Номер недолго ходил среди бойцов отдельного отряда, пока его не разорвали на самокрутки у памирского перевала Талдык.
– Вы случайно медикаментов не захватили? – с надеждой спросил товарищ Падре, обратившись к Катрине Пат. Очевидно, он принял её за представительницу Красного Креста.
– Нет, что вы. Я как-то не подумала, – покраснела Катрина, смущенно пряча блокнот в полевую сумку.
– Жаль, пригодились бы, а то сейчас начнется, – разочарованно сказал Мальцев. Он прильнул к окулярам бинокля. Будто в доказательство его уверенных слов перед линией окопов у дальних бугров (это было отчетливо видно даже невооруженным взглядом) зашевелилась пыльная полоса.
– Марокканцы, – просто сказал Мальцев, передавая бинокль Волохову. – Сейчас они с нас шкуру сдирать будут.
Марокканцы действовали под прикрытием батареи, которая вела редкий огонь, который не прекратился, когда в полукилометре от позиции интербригады стали видны цепи мерно шагавших спешившихся кавалеристов в арабских бурнусах. На флангах интербригады застрочили пулемёты, но цепи атакующих не залегли, а продолжали двигаться вперед.
– Приготовиться к контратаке, – отдал команду Мальцев.
Волохов видел, как зашевелились в траншеях бойцы. Кто-то торопливо засовывал за пояс гранаты, кто-то пристегивал к винтовкам штык. Артиллерийский и пулеметный огонь стал более частым. А цепи атакующих продвигались все ближе и ближе.

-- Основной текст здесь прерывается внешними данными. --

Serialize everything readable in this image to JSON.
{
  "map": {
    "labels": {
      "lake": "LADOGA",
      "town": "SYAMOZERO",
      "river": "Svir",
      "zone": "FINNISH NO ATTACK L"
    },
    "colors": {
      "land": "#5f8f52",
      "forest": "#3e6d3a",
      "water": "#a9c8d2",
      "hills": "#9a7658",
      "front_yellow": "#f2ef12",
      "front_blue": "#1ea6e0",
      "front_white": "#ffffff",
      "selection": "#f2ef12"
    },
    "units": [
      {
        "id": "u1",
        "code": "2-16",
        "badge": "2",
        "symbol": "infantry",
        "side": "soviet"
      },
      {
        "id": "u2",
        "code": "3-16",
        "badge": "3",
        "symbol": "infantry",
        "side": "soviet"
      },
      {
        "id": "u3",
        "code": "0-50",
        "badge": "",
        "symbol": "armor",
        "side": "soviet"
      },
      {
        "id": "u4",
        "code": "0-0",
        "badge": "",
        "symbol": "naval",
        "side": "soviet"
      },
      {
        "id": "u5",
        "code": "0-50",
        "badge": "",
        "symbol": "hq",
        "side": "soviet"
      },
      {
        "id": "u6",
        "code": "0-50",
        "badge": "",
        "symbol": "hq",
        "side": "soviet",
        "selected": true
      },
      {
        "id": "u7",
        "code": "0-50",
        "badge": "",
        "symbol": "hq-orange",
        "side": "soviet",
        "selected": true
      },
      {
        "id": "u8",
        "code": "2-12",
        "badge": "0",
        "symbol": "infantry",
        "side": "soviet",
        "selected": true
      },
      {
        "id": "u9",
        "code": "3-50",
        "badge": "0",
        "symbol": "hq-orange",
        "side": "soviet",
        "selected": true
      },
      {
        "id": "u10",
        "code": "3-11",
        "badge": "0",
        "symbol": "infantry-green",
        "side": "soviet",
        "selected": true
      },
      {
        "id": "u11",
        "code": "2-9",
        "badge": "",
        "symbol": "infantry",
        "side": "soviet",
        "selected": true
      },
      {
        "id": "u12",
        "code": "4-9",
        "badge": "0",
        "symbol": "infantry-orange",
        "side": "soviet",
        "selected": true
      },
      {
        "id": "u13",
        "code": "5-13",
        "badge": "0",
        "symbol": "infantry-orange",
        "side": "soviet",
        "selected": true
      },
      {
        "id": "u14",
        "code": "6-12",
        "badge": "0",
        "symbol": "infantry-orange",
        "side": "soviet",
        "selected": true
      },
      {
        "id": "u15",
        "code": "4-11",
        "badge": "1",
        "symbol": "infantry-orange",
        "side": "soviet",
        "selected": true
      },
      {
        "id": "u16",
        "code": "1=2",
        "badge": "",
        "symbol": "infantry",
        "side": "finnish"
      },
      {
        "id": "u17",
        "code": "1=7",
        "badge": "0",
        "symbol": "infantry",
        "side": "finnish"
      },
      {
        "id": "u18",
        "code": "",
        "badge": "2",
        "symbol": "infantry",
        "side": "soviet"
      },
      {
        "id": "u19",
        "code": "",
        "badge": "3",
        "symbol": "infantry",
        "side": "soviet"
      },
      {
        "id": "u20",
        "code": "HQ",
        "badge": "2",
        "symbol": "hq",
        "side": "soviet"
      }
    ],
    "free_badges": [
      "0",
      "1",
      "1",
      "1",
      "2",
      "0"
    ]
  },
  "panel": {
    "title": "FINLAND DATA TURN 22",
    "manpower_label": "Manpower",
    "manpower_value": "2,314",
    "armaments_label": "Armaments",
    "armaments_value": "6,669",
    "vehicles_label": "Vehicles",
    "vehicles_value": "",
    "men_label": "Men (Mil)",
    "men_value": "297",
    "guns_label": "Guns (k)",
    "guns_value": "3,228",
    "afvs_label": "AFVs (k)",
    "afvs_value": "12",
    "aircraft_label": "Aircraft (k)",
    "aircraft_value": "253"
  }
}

– В атаку, вперед! – закричал Мальцев, взмахивая револьвером и вставая на высеченную в каменистом окопе ступеньку. Никто не двинулся вслед за ним. Мальцев упал за бруствер. Над ним пропел целый рой пуль.
– В атаку, мать вашу! – заорал Мальцев, осыпая солдат отборным русским матом. Никто не поднимался. Огонь со стороны марокканцев усиливался. Интербригадовцы все сильнее вжимались в окоп. Ревели моторы итальянских танкеток – франкисты приближались.
«Ну, какая, в конце концов, разница – умереть через тридцать лет в своей кровати или вот сейчас, в следующий миг, в этом окопе. Все равно, смерть есть смерть. Может, лучше принять её внезапно, в расцвете сил, а не потом, когда жизнь добьет тело хворью, немощью, и старость схватит за горло», – лихорадочно думал Волохов, стискивая в пальцах горячий песок.
Он старался думать, логически рассуждать, но тело дрожало, и живот стискивался судорогой, тошнило.
«Я боюсь, я хочу еще пожить, чтобы дышать воздухом, есть, спать, любить», – Волохов ненавидел, презирал себя.
Но ничего не мог с собой поделать. Он знал совершенно точно – как только в поле зрения появится первый марокканец, мгновенно прекратятся мерзкая дрожь, спазмы, и в конец перепуганное тело подчинится силе разума и воли: вперед, в драку, на смерть! Волна крови прильет к голове, сердце застучит быстрее. И вместе со всеми он сорвется с бруствера на врага, чтобы крушить, рубить, стрелять. Рвать зубами.